Et puis, le roman, sur un rythme lent et envoûtant, nous fait vivre les relations complexes entre les hommes, entre les hommes et les femmes, faites de frustration, de colère et de souffrance, parfois tempérées d'instants de tendresse, et où, très souvent, les liens se tissent puis se délitent.
Au premier rang, la famille des
Sartoris, et tout d'abord le « vieux Bayard », homme du passé, malade refusant de se faire soigner, propriétaire terrien marqué par la lassitude et manquant d'esprit d'entreprise, tenant à se déplacer à la Banque qu'il possède en calèche à chevaux conduits par son domestique noir, Simon.
Et puis, le « jeune Bayard », rongé par le sentiment de la culpabilité, par la tentation suicidaire, dont nous suivrons le parcours fait de frenésie désespérée, et d'une brève période de paix et d'amour, jeune homme perdu qui cherche d'abord à défier la mort par des courses folles en voiture, puis à fuir ce Sud en parcourant le monde, jusqu'à une fin tragique.
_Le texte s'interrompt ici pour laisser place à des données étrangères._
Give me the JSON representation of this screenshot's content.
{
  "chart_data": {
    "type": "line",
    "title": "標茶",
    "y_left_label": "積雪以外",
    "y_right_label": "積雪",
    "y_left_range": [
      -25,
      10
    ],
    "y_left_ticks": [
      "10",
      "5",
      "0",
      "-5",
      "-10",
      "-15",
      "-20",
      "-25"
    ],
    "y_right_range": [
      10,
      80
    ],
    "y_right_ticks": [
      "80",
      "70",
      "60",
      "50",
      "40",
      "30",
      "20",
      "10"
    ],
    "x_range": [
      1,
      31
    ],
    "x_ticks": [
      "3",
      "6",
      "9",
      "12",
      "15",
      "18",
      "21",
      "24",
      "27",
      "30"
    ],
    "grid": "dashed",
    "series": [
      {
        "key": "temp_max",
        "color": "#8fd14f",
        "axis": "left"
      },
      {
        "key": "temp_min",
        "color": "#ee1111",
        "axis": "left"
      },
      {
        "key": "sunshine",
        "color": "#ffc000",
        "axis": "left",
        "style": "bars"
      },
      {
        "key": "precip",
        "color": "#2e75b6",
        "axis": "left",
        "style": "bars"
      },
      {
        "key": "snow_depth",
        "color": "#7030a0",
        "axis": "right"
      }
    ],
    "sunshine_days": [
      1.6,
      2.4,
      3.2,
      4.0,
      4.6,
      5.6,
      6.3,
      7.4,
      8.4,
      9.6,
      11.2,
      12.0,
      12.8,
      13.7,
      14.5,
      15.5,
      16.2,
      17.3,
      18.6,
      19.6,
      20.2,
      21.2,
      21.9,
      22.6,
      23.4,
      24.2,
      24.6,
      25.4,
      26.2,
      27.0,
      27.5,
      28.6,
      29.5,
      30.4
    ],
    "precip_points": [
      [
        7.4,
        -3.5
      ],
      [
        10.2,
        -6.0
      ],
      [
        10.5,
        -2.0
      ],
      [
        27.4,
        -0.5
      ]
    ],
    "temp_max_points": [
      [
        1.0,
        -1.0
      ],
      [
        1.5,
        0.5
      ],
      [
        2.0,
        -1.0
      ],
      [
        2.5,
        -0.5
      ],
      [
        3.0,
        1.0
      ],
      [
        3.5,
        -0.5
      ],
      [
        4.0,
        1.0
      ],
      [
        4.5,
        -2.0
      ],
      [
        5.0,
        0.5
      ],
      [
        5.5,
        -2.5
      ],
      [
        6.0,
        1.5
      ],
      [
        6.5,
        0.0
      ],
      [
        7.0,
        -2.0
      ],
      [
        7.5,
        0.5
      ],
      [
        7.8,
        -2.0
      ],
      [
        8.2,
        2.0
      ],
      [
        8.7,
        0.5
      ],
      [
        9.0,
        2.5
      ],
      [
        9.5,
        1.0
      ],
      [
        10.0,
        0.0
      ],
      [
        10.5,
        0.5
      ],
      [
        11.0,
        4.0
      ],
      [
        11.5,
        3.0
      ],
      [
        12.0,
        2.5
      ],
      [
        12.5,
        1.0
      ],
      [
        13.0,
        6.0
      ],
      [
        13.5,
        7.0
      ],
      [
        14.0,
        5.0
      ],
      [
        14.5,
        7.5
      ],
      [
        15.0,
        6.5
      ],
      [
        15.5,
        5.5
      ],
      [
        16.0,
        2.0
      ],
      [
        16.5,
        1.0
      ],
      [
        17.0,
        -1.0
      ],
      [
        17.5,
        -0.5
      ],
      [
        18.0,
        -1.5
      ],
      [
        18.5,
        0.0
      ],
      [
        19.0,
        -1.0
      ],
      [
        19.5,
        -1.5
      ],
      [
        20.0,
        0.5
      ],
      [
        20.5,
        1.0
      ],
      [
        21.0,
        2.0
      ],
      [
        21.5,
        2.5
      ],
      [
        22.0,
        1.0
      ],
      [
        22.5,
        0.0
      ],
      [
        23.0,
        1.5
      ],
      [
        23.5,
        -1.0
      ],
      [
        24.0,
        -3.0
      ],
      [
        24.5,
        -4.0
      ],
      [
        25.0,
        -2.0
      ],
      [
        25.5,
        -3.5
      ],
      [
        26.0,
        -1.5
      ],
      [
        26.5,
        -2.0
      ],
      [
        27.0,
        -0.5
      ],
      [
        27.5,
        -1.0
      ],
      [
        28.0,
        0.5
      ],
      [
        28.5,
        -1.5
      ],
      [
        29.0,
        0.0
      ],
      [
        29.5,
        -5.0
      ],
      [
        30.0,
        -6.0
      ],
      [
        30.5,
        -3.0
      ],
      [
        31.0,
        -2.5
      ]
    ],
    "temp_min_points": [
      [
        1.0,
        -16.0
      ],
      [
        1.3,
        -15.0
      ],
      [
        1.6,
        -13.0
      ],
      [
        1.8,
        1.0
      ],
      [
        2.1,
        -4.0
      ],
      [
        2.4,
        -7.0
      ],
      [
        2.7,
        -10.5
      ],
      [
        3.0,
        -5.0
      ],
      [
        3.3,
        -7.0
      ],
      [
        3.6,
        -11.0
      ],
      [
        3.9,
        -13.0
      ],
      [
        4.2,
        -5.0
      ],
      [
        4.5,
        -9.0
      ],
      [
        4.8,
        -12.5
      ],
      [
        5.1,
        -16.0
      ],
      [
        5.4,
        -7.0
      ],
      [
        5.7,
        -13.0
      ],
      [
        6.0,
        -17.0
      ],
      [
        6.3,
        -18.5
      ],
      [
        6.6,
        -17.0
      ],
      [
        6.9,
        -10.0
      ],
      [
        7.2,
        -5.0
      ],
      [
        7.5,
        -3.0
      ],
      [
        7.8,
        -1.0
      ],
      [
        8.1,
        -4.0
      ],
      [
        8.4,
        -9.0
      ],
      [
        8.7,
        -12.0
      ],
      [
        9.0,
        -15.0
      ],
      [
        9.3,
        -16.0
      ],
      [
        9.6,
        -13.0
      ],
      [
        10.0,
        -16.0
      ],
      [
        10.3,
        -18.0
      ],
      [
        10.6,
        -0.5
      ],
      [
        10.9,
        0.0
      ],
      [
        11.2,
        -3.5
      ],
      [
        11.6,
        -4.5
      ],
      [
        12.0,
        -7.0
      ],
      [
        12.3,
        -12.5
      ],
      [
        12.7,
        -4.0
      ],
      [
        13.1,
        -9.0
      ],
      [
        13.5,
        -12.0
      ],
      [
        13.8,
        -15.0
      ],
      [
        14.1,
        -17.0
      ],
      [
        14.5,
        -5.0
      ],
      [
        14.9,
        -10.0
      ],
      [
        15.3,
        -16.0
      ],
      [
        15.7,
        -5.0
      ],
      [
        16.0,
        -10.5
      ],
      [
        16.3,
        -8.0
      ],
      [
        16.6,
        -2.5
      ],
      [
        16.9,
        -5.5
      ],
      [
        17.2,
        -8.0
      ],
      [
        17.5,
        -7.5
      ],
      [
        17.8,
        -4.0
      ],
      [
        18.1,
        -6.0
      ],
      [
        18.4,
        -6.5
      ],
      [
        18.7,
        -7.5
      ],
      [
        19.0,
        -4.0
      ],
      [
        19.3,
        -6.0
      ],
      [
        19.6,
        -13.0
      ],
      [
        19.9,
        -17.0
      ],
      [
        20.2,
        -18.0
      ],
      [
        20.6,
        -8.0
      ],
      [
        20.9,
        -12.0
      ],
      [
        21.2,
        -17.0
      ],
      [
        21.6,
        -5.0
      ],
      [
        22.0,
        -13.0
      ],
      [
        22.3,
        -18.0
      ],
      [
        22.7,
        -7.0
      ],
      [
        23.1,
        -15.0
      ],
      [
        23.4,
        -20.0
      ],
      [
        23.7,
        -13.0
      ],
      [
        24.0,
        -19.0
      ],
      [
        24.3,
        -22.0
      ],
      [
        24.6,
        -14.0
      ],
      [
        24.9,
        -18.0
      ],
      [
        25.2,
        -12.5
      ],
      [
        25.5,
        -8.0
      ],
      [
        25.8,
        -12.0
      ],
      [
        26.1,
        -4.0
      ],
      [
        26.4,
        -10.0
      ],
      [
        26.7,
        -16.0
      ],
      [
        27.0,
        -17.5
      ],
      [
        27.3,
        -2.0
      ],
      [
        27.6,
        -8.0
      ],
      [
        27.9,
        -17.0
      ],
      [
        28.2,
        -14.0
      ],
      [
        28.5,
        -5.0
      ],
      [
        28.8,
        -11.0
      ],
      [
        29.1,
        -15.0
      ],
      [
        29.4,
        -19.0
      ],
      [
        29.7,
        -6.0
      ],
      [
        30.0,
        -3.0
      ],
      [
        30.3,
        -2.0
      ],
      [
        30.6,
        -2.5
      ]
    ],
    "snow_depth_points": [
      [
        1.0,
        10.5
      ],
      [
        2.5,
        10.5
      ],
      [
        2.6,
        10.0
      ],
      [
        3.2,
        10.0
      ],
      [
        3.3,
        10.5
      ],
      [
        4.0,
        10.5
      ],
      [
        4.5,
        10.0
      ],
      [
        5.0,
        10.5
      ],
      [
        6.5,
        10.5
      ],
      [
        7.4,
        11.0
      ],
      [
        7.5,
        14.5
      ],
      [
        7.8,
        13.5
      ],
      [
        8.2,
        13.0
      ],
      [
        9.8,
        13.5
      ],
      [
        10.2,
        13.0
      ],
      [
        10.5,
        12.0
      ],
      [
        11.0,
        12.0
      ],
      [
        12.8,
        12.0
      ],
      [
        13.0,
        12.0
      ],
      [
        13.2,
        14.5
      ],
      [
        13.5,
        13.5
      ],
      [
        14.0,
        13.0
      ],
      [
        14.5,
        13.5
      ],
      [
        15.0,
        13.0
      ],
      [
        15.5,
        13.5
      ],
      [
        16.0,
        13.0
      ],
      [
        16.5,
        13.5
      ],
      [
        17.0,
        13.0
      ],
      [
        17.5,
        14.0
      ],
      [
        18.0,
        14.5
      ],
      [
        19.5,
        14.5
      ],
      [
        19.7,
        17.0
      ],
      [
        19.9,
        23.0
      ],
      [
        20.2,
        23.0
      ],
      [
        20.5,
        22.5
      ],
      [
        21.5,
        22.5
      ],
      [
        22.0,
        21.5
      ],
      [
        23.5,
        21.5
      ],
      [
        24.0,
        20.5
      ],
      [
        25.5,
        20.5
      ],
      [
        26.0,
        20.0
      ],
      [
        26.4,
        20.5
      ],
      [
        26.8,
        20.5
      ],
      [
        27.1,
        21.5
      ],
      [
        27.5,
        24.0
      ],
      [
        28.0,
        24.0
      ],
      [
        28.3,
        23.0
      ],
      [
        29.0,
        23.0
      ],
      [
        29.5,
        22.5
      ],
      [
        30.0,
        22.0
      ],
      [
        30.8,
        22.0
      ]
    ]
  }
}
La seule personne solide dans cette famille c'est la très vieille mais très alerte grand-tante Jenny, qui fut la femme du père du vieux Bayard, John
Sartoris, et qui mène la maison d'une façon pleine de rudesse mais non dénuée de tendresse, racontant sans cesse les faits et gestes légendaires des
Sartoris durant la guerre de Sécession. .
Un autre personnage complexe et émouvant est Narcissa Benbow, femme indépendante, mais fusionnelle avec son jeune frère Horace, homme falot et indécis, qui sera pris dans les filets d'une femme pulpeuse et mariée. Narcissa aura une brève idylle avec le jeune Bayard, et donnera naissance au dernier des
Sartoris, qu'elle prénommera de son nom de famille, Benbow, peut-être pour lui faire échapper à la fatale destinée de la lignée.
Le roman fait aussi la place à toute une série de personnages secondaires truculents,au premier rang, le vieux domestique Simon, mais aussi le vieux Docteur Peabody, ou inquiétants comme le caissier Snopes, voyeur et auteur de lettres anonymes.
La beauté unique de ce roman,qui préfigure, je pense, les futurs chefs-d'oeuvre d'architecture romanesque de
Faulkner, vient de la narration elliptique et complexe, au rythme lent, parfois même lancinant, et de la description incroyablement belle de la nature, des paysages et des bêtes, une nature que l'on croit voir, sentir.
En conclusion, je me suis fait cette réflexion: à quoi sert cette critique? Si j'en avais lu une du même tonneau il y a trente ans, cela n'aurait rien changé à mon avis, à ma perception de l'oeuvre, je n'étais pas prêt à lire
Faulkner. Et donc, je crois qu'elle ne peut s'adresser qu'à celles et ceux qui aiment déjà ce genre de littérature….et donc qui n'en ont pas besoin. Et elle ne pourra convaincre celles et ceux, qui, comme je l'étais autrefois, aiment les narrations fluides et sans mystère.
Donc, elle ne sert à rien, ou presque.